I ran more n values on my new TUXEDO laptop, and made it to n = 1_5000_000_000 (1.5 billion).
Here’s the list with all the values in one place.
N # PCP First Prime Pair Last Prime Pair
100,000,000 291,400 [11, 99999989] [49999757, 50000243]
200,000,000 538,290 [37, 199999963] [99999787, 100000213]
300,000,000 1,547,388 [23, 299999977] [149999909, 150000091]
400,000,000 999,700 [41, 399999959] [199999949, 200000051]
500,000,000 1,219,610 [7, 499999993] [249999877, 250000123]
600,000,000 2,874,881 [29, 599999971] [299999549, 300000451]
700,000,000 1,979,689 [47, 699999953] [349999691, 350000309]
800,000,000 1,859,646 [13, 799999987] [399999829, 400000171]
900,000,000 4,132,595 [37, 899999963] [449999993, 450000007]
1,000,000,000 2,274,205 [71, 999999929] [499999931, 500000069]
1,100,000,000 2,748,595 [3, 1099999997] [549999811, 550000189]
1,200,000,000 5,352,052 [7, 1199999993] [599999783, 600000217]

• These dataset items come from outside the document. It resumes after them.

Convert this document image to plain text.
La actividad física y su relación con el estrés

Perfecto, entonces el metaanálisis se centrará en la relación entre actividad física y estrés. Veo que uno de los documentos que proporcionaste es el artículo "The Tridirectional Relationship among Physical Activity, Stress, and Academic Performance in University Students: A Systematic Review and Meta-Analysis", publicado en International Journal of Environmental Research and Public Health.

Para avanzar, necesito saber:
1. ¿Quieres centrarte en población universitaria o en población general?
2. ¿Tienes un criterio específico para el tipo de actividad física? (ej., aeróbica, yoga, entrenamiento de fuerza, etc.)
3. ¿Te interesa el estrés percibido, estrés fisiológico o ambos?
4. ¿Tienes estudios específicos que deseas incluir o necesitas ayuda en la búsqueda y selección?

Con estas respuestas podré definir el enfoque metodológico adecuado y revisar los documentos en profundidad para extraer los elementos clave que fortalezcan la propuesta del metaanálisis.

1,300,000,000 3,137,228 [17, 1299999983] [649999793, 650000207]
1,400,000,000 3,688,114 [13, 1399999987] [699999841, 700000159]
1,500,000,000 6,543,613 [43, 1499999957] [749999927, 750000073]
Again, the number of pcp for n is a function of the number of residues it has.
The number of residues it has is a function of its prime factorization profile.
There should be no doubt in anyone’s mind, that as the numbers get larger and larger,
it’s not possible for some number n to have no (0|zero) pcp prime pairs.
I’ll take bets from anyone willing to claim they can prove otherwise.
The really more interesting (and fun) question is:
Can one determine the expected|minimum number of pcp for an n just from its prime factors?